Introducing the so-called ‘Strawman’ proposals, Regina Doherty, minister for employment affairs and social protection, said: ‘The Strawman should not, in any way, be construed as a confirmation of what form automatic enrolment will ultimately take. Readers should not take the key features as definitive. It is a high-level draft intended to generate and prompt discussion and improved ideas.’
The system would be overseen by a statutorily-independent ‘Central Processing Agency’(CPA). Employers will be required to register their employees with this CPA and deduct their contribution through payroll and then hand these over to the CPA.
The CPA will run a tender to select a maximum of four ‘registered providers’ and each of these will be required to provide three different retirement saving fund options based on risk.

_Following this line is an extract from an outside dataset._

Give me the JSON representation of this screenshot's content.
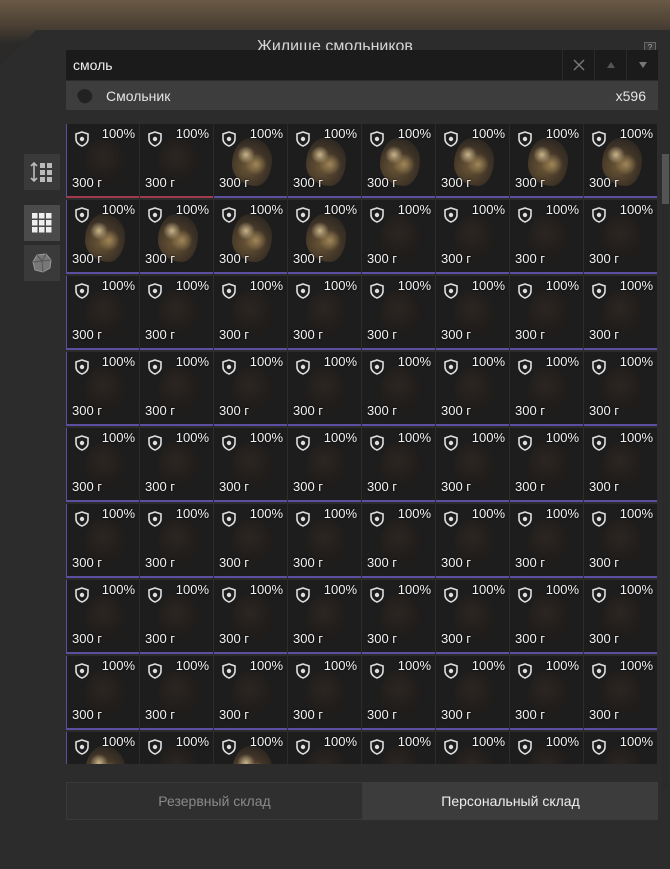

The CPA will provide a secure portal through which employees will then be able to choose the registered provider and the particular savings fund they wish depending on their risk appetite, with a default option for those who do not indicate a choice.
Doherty said: ‘This CPA-based approach with a limited number of providers allows us to achieve significant economy of scale and in that way gives us the ability to dictate the governance and communication standards we want, to impose a tight regulatory regime and to minimise charges which is critical for the savings pots of lower to middle income people.’
The plans allow for savings suspension periods, and retirement income at the pay-out phase will be based on a customer choice of the standard drawdown options such as lump sums, annuities, approved retirement funds, and providers will be required to facilitate all of these.
Doherty said: ‘Automatic enrolment will provide the basis for perhaps the most fundamental policy reform in a generation in terms of retirement savings provision. It will ensure the combined use of public and private pension savings allows employees, employers and the State to play a part in addressing the provision of retirement incomes.
‘Automatic enrolment will overcome the decision-making inertia which prevents large numbers of employees from saving for retirement whilst ensuring they retain the freedom to opt out from the benefits of the system should they so choose.’
The consultation on the proposals is open until 4 November.